Ya sé que estamos apenas a unas pocas horas del comienzo del partido del Rayo ante el Lech Poznan. Europa volverá a pasar por la Albufera, por Payaso Fofó, por Arroyo del Olivar y por Teniente Muñoz Díaz. Europa volverá a pasar por el barrio y los vallecanos en particular (de nacimiento o de herencia) y los rayistas en general (de nacimiento o por descubrimiento) volveremos a disfrutar con nuestro EuroRayo. Hoy podría hablar de Trejo, de Balliu, de Oscar Valentín, de Alvaro o de Isi o podría recordar a Cota, Míchel, Cembranos o Bolo, por ejemplo. Pero no, espero que me perdonéis la licencia, pero apenas a unas horas del comienzo del Rayo Vallecano – Lech Poznan me voy a poner ‘nostálgico’.

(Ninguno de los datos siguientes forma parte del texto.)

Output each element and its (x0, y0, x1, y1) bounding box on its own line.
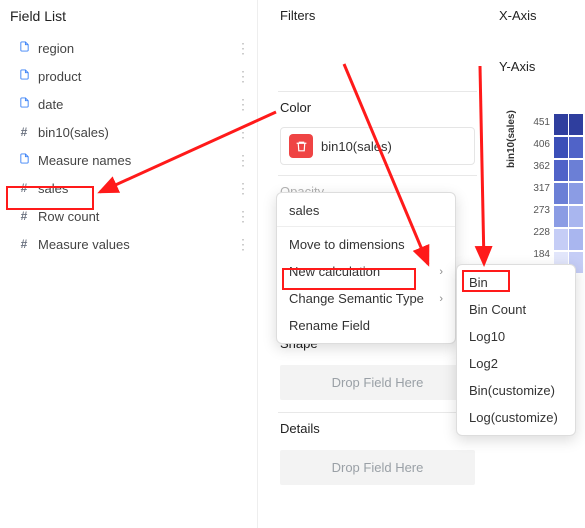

A los más jóvenes debo decirles que hubo una época en la que era muy difícil ver fútbol por televisión. A esta generación que tiene a su disposición todo lo que quiera en multitud de formatos o plataformas le resultará muy difícil entender que hace años el fútbol, ese deporte universal del que se han apropiado unos pocos, sólo se podía ver acudiendo al campo y, si tu equipo era importante, con los resúmenes del Estudio Estadio de la época. No había streaming, no había multidifusión y la mayoría teníamos que conformarnos con escuchar los resultados por la radio o esperar al periódico del día siguiente para saber qué había hecho tu equipo del alma.
El día del apagón me dio mucha pena comprobar que algo tan preciado como la radio había desaparecido de los hogares de la mayoría de la gente. Y me refiero a la radio física, al aparato en sí, a ese artefacto que durante gran parte de mi vida ha sido mi compañero de viaje y mi sueño, mi ilusión, mi motor. Ya sé que tenemos los móviles y que las televisiones tienen radio y en los ordenadores se puede escuchar la radio, lo sé. Soy un nostálgico de la radio de toda la vida y añoro el soniquete del transistor de mi abuelo, aquel en el que de fondo se escuchaba ‘el parte’ (las noticias) y los domingos aquel maravilloso sonido que conformaban las voces de los locutores en los estadios de fútbol.
Nosotros hacemos radio, la de toda la vida, aunque no salgamos por el ‘transistor de mi abuelo’. La radio ha cambiado, ahora se oye pero también se ve. Parece que todo tiene que ir acompañado de la imagen, ver las caras de los comentaristas, ver el estudio de radio, ver absolutamente todo… nada queda a la imaginación, ya nadie se imagina la cara de este o aquel presentador y se ha llegado al extremo de vivir un partido de fútbol viendo las caras de los comentaristas dentro del propio estadio. Te gustaría ver el partido, te conformas con ver sus caras. Nosotros hacemos radio, la de toda la vida, la de la voz, la de la imaginación, la que te cuenta lo que no puedes ver y la que no hace que te despistes con imágenes que no aportan nada. Respeto mucho todo lo que se hace, pero a mí me gusta esta radio.
Hoy volveremos a estar en el corazón de Vallecas, en el Estadio de Vallecas. PxR Radio, aprovechando los avances de la tecnología, el streaming, la radio por internet, la escucha por móviles, tablets, ordenadores o televisores de plasma de 90 pulgadas volverá a recuperar el espíritu de la radio para vibrar contigo estés donde estés, con los goles, las jugadas y la vida del Rayo, porque en eso consiste esto, en contar la vida que pasa ante nuestros ojos. Cuando esté en esa cabina 1 del Estadio de Vallecas recordaré el transistor de mi abuelo, al que volveré a mandar un beso infinito, y trataré de honrar a aquellos locutores de su viejo aparato haciendo lo que más me gusta como mejor sé. Y si gana el Rayo brindaremos con la vida pirata y si pierde el Rayo recogeremos cable y nos prepararemos para la siguiente. Pero que nadie olvide cómo se hace la radio, con ilusión, corazón y mucho trabajo. Os esperamos a todxs.